First of all I know the title is questionable, definitely not the best phrasing but it's hard to find a good title for something like this.
No matter how many times I try to type this, it will always be difficult. To some extent I am open about my history and suffering with depression, but I don't introduce myself to people like "Hi I'm Victoria and I suffer with depression" it's a hard topic to talk about because, not only is it extremely personal but there is also still a HUGE stigma around it. I know the only way to get rid of the stigma is to talk about it, but you never know how other people will respond to it.
This is something I have wanted to talk about for a while but I have always held back, but lately I have been getting SO beyond fed up at people coming out with comments like "well what do they have to be depressed about?" "oh you're fine, just stop being lazy and go do something to distract yourself" "everyone is 'depressed' these days, it's called a bad day, deal with it".
Firstly, you don't have any clue of what someone is going through at home, at work, in a relationship, I think people forget that we only see what others want us to see, I mean I quite often get people telling me they wouldn't believe I could ever be depressed because I seem fine, yet what they don't know is that I have been prescribed prozac in the past, I have hit my lowest (I don't think I need to elaborate on that) I started self harming at 13 and I only stopped 3 years ago (I'm 26) now when I Self harmed it wasn't continuous, I would stop for a few months and relapse, I then found other methods such as not eating and pulling my hair out.

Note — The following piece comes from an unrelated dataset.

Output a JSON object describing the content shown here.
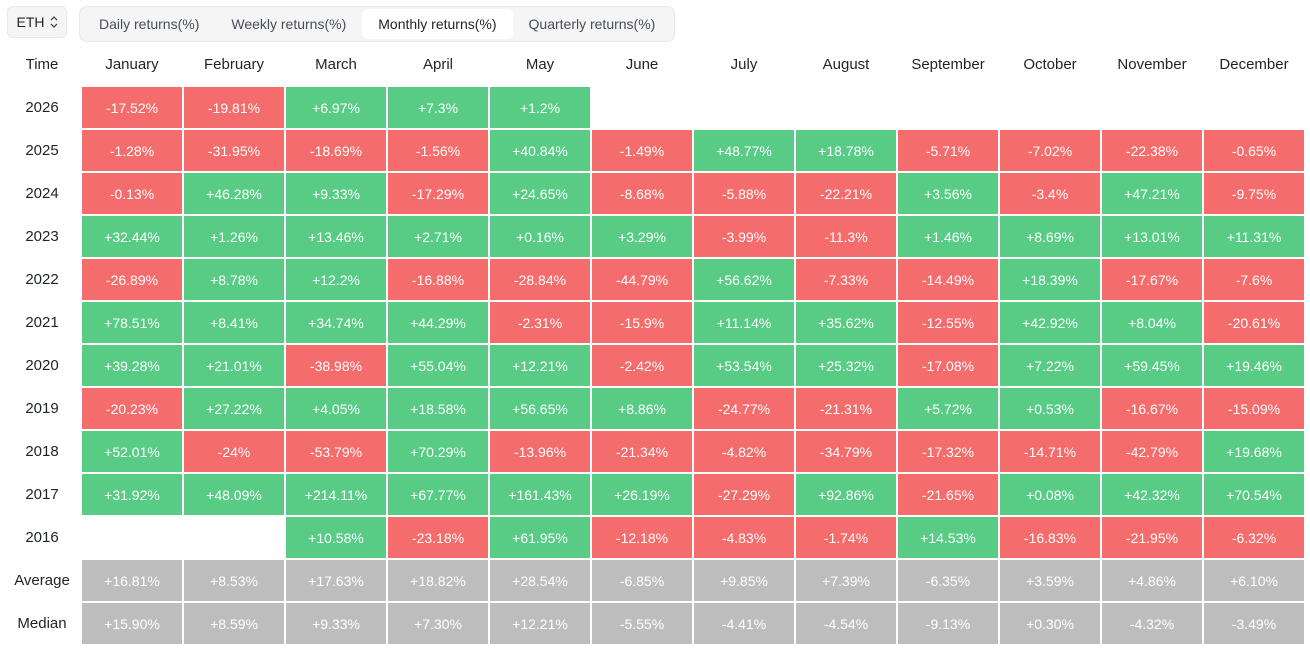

So right now being clean for this long is quite an achievement for me- don't get me wrong I still have extremely down days and sometimes I do get the urge to relapse, so I'm not completely out of the woods just yet, but if you had told 18 year old me that I would have stopped harming myself and that I was kind of happy, she wouldn't believe you at all.
I would suggest talking to someone, now I never sought professional help because I was almost in denial, I knew I had a problem but I didn't want someone I didn't know, knowing about my life (ironic now most of my life is online for plenty of people I don't know). I also didn't think they would be able to help me, I have heard mixed reviews from people who have had professional help, some people have said it has helped them, others have said it's no good at all, I think really it comes down to the individual. But even if you don't seek professional help, talking to someone does help, be it a friend or a family member you trust.
When I first admitted to someone other than my former friend that I self inflicted pain onto myself the response was "so you're like a freak or something? that's not normal" and that is so damaging, I know it's not easy for someone who has never faced depression or self harming, to understand but we need to get rid of the stigma around it, we need to help people if we think they are suffering. You're not a freak if you self harm, there is nothing wrong with suffering from depression, but don't suffer in silence.
If you know of anyone suffering with depression then be there if they ever need you, pay attention when they are telling you something, don't write it off as "it's just a bad day" because sometime's it's not.
I can't really sit here and go into what depression *IS* because it's different for everyone, but I can say that comments like "you'll get over it" "it's just a phase" "there's nothing wrong with you" "you're just doing it for attention" "just go out and do something" do NOT help at all and they won't be appreciated.
I hope you can take something from this post.